Kira çarpanı gayrimenkulün güncel, kısa ve orta vadeli değerini belirler. Uzun vadeli değerine de etkisi olur. Bir gayrimenkulü satın aldığınızda uzun vadede ne kadar kazançlı çıkacağınızı, alırken ne kadar kazançlı çıktığınız ve kira çarpanının olabildiğince düşük olduğu belirler.
İnşaat maliyetleri ise uzun vadede mutlaka fiyata yansır. Fiyatları belirleyen kira çarpanı olduğuna göre inşaat maliyetleri nasıl fiyata yansıyacak?
Bugün özellikle İstanbul konut piyasasında yaşanan en büyük sıkıntı maliyet artışlarının fiyatlara yansımamasıdır. Bunun da nedeni İstanbul'da oluşan arz fazlasıdır. Anadolu şehirlerinde arz fazlası yok. Bu açıdan daha rahatlar.
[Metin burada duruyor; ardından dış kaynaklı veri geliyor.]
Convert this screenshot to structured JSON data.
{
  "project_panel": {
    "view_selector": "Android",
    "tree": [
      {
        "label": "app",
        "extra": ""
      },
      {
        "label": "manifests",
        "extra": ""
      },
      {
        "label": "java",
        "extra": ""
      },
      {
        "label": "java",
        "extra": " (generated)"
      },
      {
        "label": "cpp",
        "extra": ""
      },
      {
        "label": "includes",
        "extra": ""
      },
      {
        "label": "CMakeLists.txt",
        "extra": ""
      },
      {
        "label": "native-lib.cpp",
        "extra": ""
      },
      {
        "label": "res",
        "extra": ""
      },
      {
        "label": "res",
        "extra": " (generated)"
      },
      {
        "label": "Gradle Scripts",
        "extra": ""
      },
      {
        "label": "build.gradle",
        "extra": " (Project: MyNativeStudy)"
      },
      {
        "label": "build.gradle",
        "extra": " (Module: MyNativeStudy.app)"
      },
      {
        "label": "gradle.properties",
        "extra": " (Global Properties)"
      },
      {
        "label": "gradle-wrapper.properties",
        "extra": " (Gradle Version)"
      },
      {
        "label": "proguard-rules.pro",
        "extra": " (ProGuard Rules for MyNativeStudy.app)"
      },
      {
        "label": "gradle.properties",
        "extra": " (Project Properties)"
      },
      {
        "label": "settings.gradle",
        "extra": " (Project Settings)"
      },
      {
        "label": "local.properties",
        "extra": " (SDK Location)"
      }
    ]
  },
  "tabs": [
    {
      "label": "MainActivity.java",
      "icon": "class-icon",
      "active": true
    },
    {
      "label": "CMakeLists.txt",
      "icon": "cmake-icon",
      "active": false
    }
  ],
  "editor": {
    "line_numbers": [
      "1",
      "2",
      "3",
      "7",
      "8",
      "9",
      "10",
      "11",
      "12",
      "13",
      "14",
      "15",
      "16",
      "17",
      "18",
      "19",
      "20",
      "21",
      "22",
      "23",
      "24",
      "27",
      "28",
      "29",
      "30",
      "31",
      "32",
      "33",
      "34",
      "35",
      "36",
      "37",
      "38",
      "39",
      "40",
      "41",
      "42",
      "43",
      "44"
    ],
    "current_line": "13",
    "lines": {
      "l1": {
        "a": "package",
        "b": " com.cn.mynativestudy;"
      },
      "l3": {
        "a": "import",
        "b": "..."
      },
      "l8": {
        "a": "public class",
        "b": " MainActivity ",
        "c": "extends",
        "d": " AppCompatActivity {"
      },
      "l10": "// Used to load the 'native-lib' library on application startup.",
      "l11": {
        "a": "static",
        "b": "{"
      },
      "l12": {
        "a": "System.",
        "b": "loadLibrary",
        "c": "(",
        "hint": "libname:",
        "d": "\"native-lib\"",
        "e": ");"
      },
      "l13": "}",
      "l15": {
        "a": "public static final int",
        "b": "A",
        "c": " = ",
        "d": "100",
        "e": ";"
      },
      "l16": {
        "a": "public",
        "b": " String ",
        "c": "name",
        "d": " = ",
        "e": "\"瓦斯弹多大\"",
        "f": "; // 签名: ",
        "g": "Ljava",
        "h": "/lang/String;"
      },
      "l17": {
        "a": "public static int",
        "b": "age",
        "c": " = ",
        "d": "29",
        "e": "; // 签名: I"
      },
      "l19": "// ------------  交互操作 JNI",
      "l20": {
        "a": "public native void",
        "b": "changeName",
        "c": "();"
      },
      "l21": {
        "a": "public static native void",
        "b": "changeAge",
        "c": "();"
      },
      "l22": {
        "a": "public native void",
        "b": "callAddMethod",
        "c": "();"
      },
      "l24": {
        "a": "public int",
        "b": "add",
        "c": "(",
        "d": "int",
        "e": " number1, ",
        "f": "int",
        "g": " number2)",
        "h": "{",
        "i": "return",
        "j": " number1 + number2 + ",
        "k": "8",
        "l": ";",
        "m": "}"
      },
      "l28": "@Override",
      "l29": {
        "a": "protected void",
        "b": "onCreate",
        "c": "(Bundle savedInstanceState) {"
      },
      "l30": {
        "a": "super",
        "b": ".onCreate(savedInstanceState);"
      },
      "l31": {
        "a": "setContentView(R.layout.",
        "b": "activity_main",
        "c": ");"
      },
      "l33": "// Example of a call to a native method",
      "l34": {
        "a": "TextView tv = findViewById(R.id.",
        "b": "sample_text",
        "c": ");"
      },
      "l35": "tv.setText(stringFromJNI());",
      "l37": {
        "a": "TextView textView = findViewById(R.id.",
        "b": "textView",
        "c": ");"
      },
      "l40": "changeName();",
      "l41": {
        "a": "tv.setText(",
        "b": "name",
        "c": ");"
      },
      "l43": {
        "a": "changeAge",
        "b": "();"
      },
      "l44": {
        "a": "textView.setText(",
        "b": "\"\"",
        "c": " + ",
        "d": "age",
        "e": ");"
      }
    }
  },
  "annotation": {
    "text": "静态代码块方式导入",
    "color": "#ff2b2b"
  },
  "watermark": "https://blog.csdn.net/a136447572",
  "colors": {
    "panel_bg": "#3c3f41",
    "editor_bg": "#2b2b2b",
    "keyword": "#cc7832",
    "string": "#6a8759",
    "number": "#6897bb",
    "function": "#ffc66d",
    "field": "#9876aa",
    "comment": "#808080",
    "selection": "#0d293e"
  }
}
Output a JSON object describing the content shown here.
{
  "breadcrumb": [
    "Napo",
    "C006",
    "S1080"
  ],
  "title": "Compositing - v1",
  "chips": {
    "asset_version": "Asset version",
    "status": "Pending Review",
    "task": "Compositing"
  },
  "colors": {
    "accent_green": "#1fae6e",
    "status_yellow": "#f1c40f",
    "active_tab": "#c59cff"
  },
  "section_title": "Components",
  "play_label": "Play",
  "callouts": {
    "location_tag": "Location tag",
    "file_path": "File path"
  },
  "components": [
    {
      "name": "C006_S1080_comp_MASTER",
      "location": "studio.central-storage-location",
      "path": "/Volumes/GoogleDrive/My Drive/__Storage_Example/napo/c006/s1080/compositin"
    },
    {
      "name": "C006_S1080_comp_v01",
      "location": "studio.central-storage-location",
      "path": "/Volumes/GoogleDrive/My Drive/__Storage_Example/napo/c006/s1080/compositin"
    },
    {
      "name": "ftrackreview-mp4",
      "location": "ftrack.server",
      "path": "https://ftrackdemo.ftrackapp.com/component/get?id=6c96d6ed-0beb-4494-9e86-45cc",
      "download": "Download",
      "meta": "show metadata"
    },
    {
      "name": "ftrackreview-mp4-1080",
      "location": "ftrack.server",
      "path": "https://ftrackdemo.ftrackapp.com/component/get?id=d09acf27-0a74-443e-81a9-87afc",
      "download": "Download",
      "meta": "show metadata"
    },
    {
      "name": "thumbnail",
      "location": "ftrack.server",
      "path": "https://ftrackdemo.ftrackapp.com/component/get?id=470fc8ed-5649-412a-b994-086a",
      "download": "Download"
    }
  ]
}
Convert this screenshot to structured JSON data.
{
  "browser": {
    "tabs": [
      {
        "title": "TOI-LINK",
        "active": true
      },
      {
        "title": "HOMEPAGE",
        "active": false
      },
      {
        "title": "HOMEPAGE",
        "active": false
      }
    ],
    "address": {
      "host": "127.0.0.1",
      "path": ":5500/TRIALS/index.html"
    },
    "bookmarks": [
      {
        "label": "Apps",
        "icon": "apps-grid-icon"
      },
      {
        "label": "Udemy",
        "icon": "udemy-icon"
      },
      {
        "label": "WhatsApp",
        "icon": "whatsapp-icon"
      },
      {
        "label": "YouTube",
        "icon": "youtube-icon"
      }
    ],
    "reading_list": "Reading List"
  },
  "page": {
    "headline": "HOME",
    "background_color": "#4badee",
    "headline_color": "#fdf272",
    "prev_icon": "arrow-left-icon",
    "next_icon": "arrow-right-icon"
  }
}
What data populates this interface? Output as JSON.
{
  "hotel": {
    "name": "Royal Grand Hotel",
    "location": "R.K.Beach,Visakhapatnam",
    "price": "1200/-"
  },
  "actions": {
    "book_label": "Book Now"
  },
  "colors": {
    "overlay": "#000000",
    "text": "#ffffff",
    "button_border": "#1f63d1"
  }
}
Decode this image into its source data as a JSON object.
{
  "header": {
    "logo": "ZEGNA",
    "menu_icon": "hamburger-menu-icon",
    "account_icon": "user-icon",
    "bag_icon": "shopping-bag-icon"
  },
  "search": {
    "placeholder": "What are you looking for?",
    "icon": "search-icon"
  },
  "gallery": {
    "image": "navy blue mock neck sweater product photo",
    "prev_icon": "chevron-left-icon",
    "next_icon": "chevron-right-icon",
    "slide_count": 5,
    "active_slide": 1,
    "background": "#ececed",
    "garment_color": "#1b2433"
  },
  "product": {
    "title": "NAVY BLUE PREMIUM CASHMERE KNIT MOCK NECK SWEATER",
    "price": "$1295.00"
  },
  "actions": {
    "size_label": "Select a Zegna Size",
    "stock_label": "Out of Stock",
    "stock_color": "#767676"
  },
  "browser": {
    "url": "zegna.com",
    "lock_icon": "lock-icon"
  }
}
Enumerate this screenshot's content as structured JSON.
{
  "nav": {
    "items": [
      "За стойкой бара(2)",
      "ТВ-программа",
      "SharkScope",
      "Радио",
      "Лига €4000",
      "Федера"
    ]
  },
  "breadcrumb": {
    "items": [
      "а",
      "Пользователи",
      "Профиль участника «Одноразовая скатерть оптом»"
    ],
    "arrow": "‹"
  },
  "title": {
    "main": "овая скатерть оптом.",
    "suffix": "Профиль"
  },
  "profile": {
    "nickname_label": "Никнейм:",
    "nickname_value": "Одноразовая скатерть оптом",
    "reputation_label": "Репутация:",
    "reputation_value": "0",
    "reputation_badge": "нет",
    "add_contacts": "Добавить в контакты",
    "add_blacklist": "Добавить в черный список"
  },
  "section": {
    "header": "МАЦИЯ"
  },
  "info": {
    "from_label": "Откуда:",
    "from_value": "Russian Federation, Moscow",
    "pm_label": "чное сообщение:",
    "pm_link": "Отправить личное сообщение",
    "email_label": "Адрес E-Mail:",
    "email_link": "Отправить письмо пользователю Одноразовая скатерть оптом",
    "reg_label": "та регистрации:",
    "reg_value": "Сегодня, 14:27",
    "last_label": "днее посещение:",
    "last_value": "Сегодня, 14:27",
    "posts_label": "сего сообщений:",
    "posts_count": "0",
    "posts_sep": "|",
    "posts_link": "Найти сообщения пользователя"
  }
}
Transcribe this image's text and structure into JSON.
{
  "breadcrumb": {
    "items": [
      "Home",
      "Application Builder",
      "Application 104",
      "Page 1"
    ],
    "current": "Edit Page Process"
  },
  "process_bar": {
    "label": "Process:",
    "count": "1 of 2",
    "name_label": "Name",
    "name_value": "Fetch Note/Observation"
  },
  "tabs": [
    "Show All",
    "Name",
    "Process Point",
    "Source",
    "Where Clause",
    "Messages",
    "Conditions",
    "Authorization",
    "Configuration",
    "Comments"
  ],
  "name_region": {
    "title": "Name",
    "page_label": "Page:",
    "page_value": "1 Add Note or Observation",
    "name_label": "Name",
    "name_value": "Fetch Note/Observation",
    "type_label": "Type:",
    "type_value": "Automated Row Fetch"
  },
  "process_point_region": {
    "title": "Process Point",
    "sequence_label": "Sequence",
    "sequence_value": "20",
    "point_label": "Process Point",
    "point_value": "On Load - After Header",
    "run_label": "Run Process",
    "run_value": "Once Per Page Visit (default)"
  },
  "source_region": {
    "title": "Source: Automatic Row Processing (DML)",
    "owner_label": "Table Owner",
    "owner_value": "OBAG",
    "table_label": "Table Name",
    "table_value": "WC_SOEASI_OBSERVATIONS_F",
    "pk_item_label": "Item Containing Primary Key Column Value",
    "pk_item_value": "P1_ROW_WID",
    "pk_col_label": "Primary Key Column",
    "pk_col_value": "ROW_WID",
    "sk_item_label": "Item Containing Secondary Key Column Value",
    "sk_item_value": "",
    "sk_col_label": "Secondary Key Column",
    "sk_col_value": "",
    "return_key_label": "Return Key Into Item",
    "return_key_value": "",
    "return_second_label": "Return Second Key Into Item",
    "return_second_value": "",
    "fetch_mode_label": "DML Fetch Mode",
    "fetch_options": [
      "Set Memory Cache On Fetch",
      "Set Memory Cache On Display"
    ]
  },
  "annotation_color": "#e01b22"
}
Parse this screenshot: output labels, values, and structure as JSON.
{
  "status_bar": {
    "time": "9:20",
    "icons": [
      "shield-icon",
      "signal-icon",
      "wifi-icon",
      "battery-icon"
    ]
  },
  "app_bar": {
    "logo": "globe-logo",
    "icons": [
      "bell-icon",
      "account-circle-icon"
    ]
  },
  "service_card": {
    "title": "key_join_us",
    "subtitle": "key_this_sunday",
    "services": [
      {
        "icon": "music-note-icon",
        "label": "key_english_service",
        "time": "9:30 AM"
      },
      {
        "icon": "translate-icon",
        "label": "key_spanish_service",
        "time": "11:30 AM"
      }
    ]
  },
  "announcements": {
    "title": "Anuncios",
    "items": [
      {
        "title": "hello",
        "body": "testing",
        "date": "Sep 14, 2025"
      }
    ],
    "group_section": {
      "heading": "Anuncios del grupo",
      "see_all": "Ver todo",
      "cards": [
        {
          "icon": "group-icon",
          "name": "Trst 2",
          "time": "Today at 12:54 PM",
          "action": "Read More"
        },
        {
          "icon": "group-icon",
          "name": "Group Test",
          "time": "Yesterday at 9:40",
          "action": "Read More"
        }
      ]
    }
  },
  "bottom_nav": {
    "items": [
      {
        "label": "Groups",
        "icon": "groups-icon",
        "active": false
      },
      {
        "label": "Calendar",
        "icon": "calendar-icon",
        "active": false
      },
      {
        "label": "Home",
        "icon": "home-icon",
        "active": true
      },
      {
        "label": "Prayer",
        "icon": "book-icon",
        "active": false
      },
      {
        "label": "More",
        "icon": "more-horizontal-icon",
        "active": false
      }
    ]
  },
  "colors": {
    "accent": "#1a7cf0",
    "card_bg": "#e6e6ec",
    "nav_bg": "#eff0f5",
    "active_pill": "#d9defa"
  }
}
Her arz fazlası ilerleyen yıllarda arzı mutlaka azaltır. Arz azaldığında ise kiralar yükselir. Kiralardaki yükseliş ise fiyatları yükseltir. Maliyetin fiyatlara yansıyacağı ortamı oluşturur.
Yüksek enflasyon döneminde müteahhitler fiyatı belirlerken, fiyatı 3 paya ayırırlardı. Birisi arsaydı. Birisi inşaat maliyetiydi. Diğeri ise finansal giderler, genel giderler ve kazançtı.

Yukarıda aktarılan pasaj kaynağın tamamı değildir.